İngilizler mollaların vereceği fetva karşılığında şeker satışından elde edilecek kazacın yüzde 10’unu teklif ettiler. Nitekim bir Cuma namazında, Cuma hutbesi veren mollalar şu vaazı verdiler: “Siz Allah’ın nimeti olan hurma ve üzümü nasıl olur da çaya katarsınız? Bundan böyle çaya şeker katacaksınız”” dediler!
Mollaların bu vaazından sonra İranlılar çaya şeker katmaya başladılar, işler yoluna girince de İngilizler, mollalara verdikleri yüzde 10 payı satışların iyi gitmediği gerekçesiyle vermemeye başladılar.

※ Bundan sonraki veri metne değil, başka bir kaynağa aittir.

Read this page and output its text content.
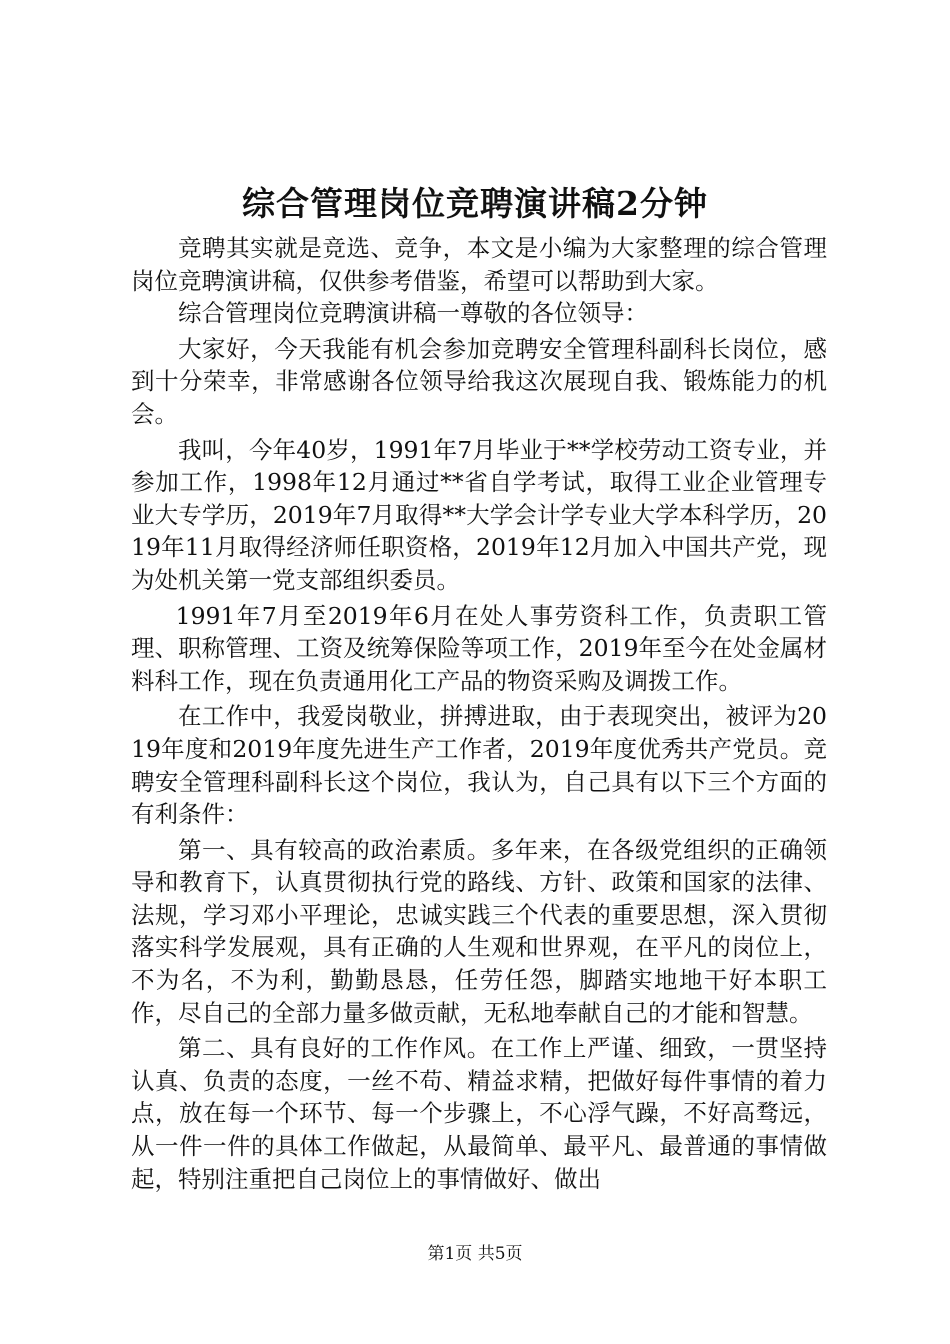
综合管理岗位竞聘演讲稿2分钟

竞聘其实就是竞选、竞争，本文是小编为大家整理的综合管理岗位竞聘演讲稿，仅供参考借鉴，希望可以帮助到大家。

综合管理岗位竞聘演讲稿一尊敬的各位领导：

大家好，今天我能有机会参加竞聘安全管理科副科长岗位，感到十分荣幸，非常感谢各位领导给我这次展现自我、锻炼能力的机会。

我叫，今年40岁，1991年7月毕业于**学校劳动工资专业，并参加工作，1998年12月通过**省自学考试，取得工业企业管理专业大专学历，2019年7月取得**大学会计学专业大学本科学历，2019年11月取得经济师任职资格，2019年12月加入中国共产党，现为处机关第一党支部组织委员。

1991年7月至2019年6月在处人事劳资科工作，负责职工管理、职称管理、工资及统筹保险等项工作，2019年至今在处金属材料科工作，现在负责通用化工产品的物资采购及调拨工作。

在工作中，我爱岗敬业，拼搏进取，由于表现突出，被评为2019年度和2019年度先进生产工作者，2019年度优秀共产党员。竞聘安全管理科副科长这个岗位，我认为，自己具有以下三个方面的有利条件：

第一、具有较高的政治素质。多年来，在各级党组织的正确领导和教育下，认真贯彻执行党的路线、方针、政策和国家的法律、法规，学习邓小平理论，忠诚实践三个代表的重要思想，深入贯彻落实科学发展观，具有正确的人生观和世界观，在平凡的岗位上，不为名，不为利，勤勤恳恳，任劳任怨，脚踏实地地干好本职工作，尽自己的全部力量多做贡献，无私地奉献自己的才能和智慧。

第二、具有良好的工作作风。在工作上严谨、细致，一贯坚持认真、负责的态度，一丝不苟、精益求精，把做好每件事情的着力点，放在每一个环节、每一个步骤上，不心浮气躁，不好高骛远，从一件一件的具体工作做起，从最简单、最平凡、最普通的事情做起，特别注重把自己岗位上的事情做好、做出

第1页 共5页
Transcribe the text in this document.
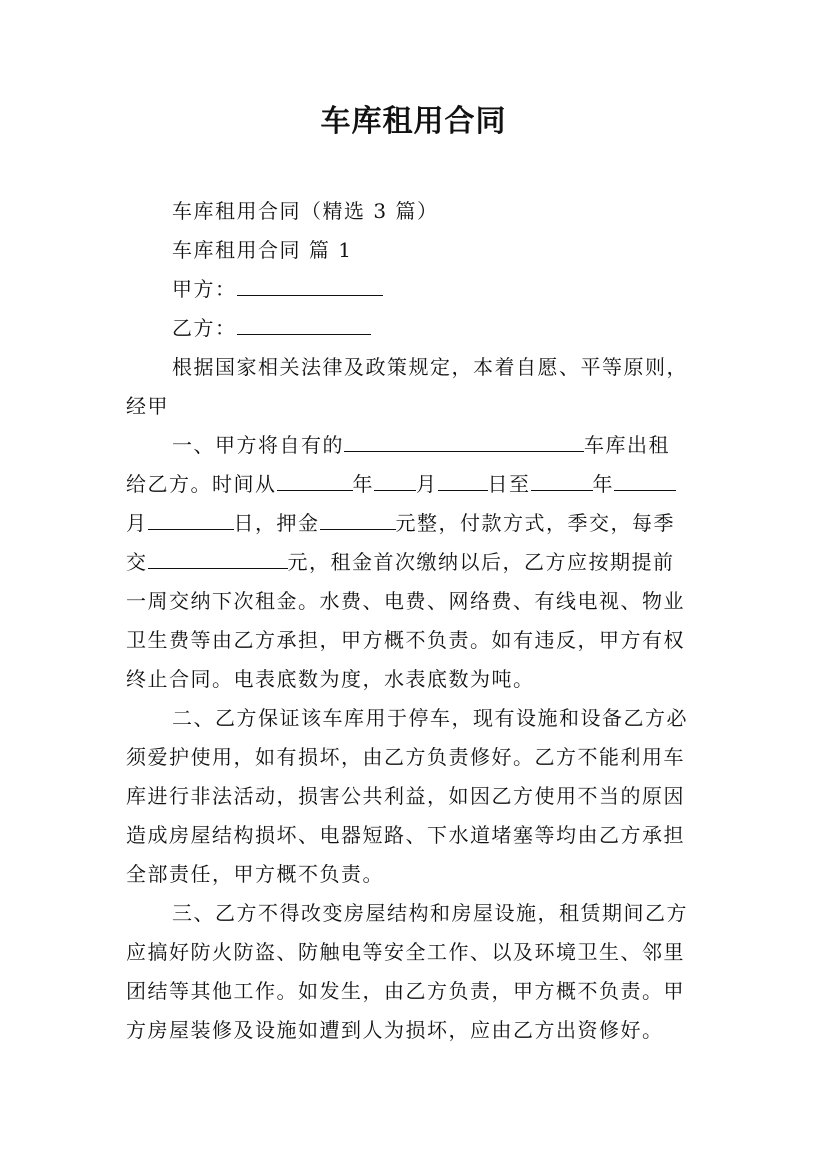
车库租用合同
车库租用合同（精选 3 篇）
车库租用合同 篇 1
甲方：
乙方：
根据国家相关法律及政策规定，本着自愿、平等原则，
经甲
一、甲方将自有的	车库出租
给乙方。时间从	年 月	日至	年
月	日，押金	元整，付款方式，季交，每季
交	元，租金首次缴纳以后，乙方应按期提前
一周交纳下次租金。水费、电费、网络费、有线电视、物业
卫生费等由乙方承担，甲方概不负责。如有违反，甲方有权
终止合同。电表底数为度，水表底数为吨。
二、乙方保证该车库用于停车，现有设施和设备乙方必
须爱护使用，如有损坏，由乙方负责修好。乙方不能利用车
库进行非法活动，损害公共利益，如因乙方使用不当的原因
造成房屋结构损坏、电器短路、下水道堵塞等均由乙方承担
全部责任，甲方概不负责。
三、乙方不得改变房屋结构和房屋设施，租赁期间乙方
应搞好防火防盗、防触电等安全工作、以及环境卫生、邻里
团结等其他工作。如发生，由乙方负责，甲方概不负责。甲
方房屋装修及设施如遭到人为损坏，应由乙方出资修好。
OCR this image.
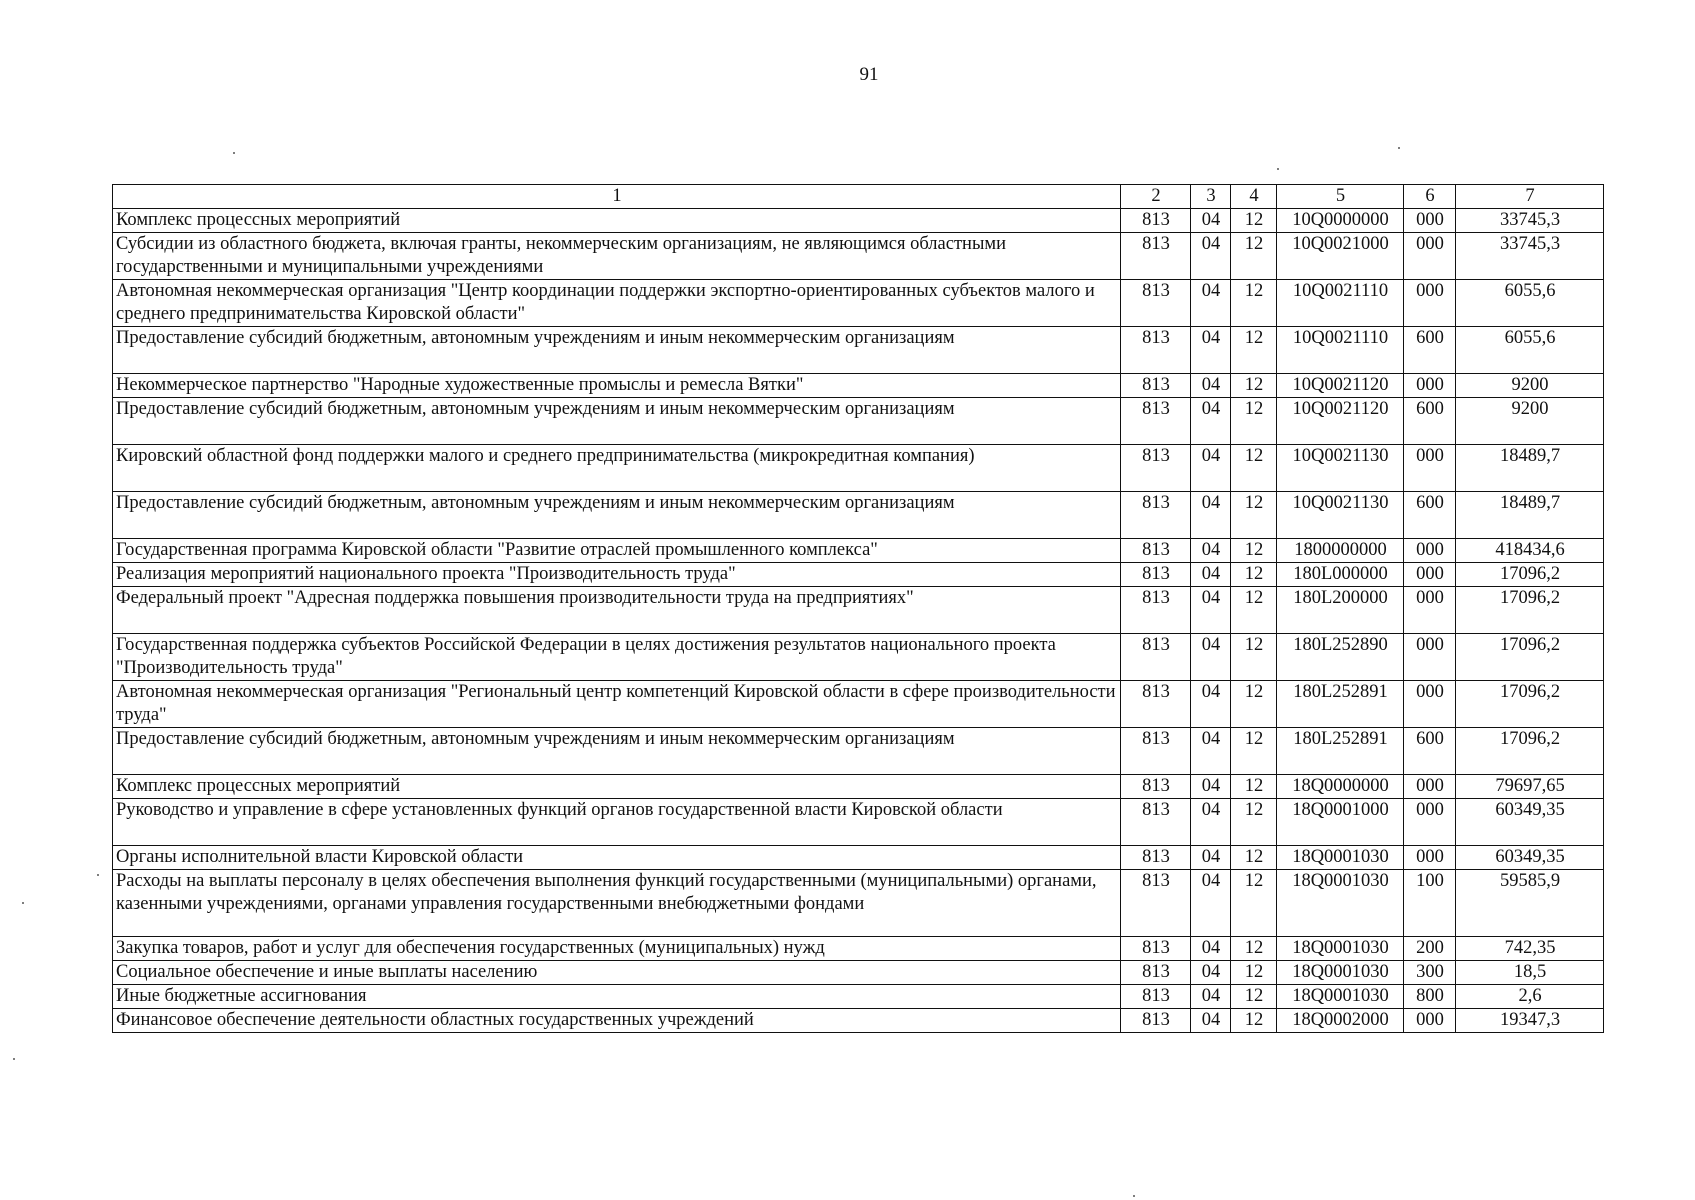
91
1	2	3	4	5	6	7
Комплекс процессных мероприятий	813	04	12	10Q0000000	000	33745,3
Субсидии из областного бюджета, включая гранты, некоммерческим организациям, не являющимся областными государственными и муниципальными учреждениями	813	04	12	10Q0021000	000	33745,3
Автономная некоммерческая организация "Центр координации поддержки экспортно-ориентированных субъектов малого и среднего предпринимательства Кировской области"	813	04	12	10Q0021110	000	6055,6
Предоставление субсидий бюджетным, автономным учреждениям и иным некоммерческим организациям	813	04	12	10Q0021110	600	6055,6
Некоммерческое партнерство "Народные художественные промыслы и ремесла Вятки"	813	04	12	10Q0021120	000	9200
Предоставление субсидий бюджетным, автономным учреждениям и иным некоммерческим организациям	813	04	12	10Q0021120	600	9200
Кировский областной фонд поддержки малого и среднего предпринимательства (микрокредитная компания)	813	04	12	10Q0021130	000	18489,7
Предоставление субсидий бюджетным, автономным учреждениям и иным некоммерческим организациям	813	04	12	10Q0021130	600	18489,7
Государственная программа Кировской области "Развитие отраслей промышленного комплекса"	813	04	12	1800000000	000	418434,6
Реализация мероприятий национального проекта "Производительность труда"	813	04	12	180L000000	000	17096,2
Федеральный проект "Адресная поддержка повышения производительности труда на предприятиях"	813	04	12	180L200000	000	17096,2
Государственная поддержка субъектов Российской Федерации в целях достижения результатов национального проекта "Производительность труда"	813	04	12	180L252890	000	17096,2
Автономная некоммерческая организация "Региональный центр компетенций Кировской области в сфере производительности труда"	813	04	12	180L252891	000	17096,2
Предоставление субсидий бюджетным, автономным учреждениям и иным некоммерческим организациям	813	04	12	180L252891	600	17096,2
Комплекс процессных мероприятий	813	04	12	18Q0000000	000	79697,65
Руководство и управление в сфере установленных функций органов государственной власти Кировской области	813	04	12	18Q0001000	000	60349,35
Органы исполнительной власти Кировской области	813	04	12	18Q0001030	000	60349,35
Расходы на выплаты персоналу в целях обеспечения выполнения функций государственными (муниципальными) органами, казенными учреждениями, органами управления государственными внебюджетными фондами	813	04	12	18Q0001030	100	59585,9
Закупка товаров, работ и услуг для обеспечения государственных (муниципальных) нужд	813	04	12	18Q0001030	200	742,35
Социальное обеспечение и иные выплаты населению	813	04	12	18Q0001030	300	18,5
Иные бюджетные ассигнования	813	04	12	18Q0001030	800	2,6
Финансовое обеспечение деятельности областных государственных учреждений	813	04	12	18Q0002000	000	19347,3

Bunun üzerine mollalar, Cuma namazında ikinci bir fetva vererek, Cuma hutbesinde, “Gâvur icadı şekeri çaya katmak caiz değildir” dediler. Tabii ki bu fetva üzerine İranlılar evlerindeki şekeri sokaklara dökmüşler. Bunun üzerine İngiliz firmaları mecburen mollalarla yeniden masaya oturmuşlar. Fakat mollalar bu sefer yüzde 10 pay yerine yüzde 20 pay istemişler.
Eee dinsizin hakkından imanlılar (!) gelirmiş.. İngilizler çaresiz mollaların yüzde 20 pay talebini kabul etmişler. Ve mollalar Cuma hutbesinde, bu sefer, “Biz size ‘çaya şeker katmayın’ dedik ama ‘sokaklara dökün’ demedik. Şekeri çaya batıracak ve böylece gâvur icadı şekere boy abdesti aldırarak içeceksiniz” diye fetva vermişler.
Tabiî ki bu fetva İran halkı tarafından aynen yaşama geçirilmiş; İngilizler şeker satmaya, mollalar da şeker satışından yüzde 20 pay almaya devam etmiştir.
İşte Atatürk mollaların ve imamların bu tür çıkara dayalı fetvalarını ve halkın uygulamalarını bildiği için, bu gerçeği bir konuşmasında şöyle dile getirmiştir: “Türkler, dinlerinin ne olduğunu bilmiyorlar. Bunun için Kur’an, Türkçe olmalıdır!”.
AHİNRETE YATIRIM
Bu yıl itibariyle Almanya’da 8 bin, Fransa’da 9 bin kilise var. Türkiye’de ise 90 bin cami bulunmaktadır.
Almanya’da 70 bin, Fransa’da 60 bin sağlık kurumu var. Türkiye’deki sağlık kurumu sayısı ise sadece 7 bindir.
Bilimden, bilgiden, sağlıktan, eğitimden daha çok ahirete yatırım yapan bir ülkeden ne beklenebilir ki? Bir ülke ahirete yatırım yaparak bütçe ve dış ticaret açıklarını kapatabilir mi? Yabancı ülkelere olan dış borçlarını ödeyebilir mi?
Sözün özü: Borç, özgür insanların köleliğidir. Allah’a borçlu olmak, dış ülkelere borçlu olmaktan daha iyidir!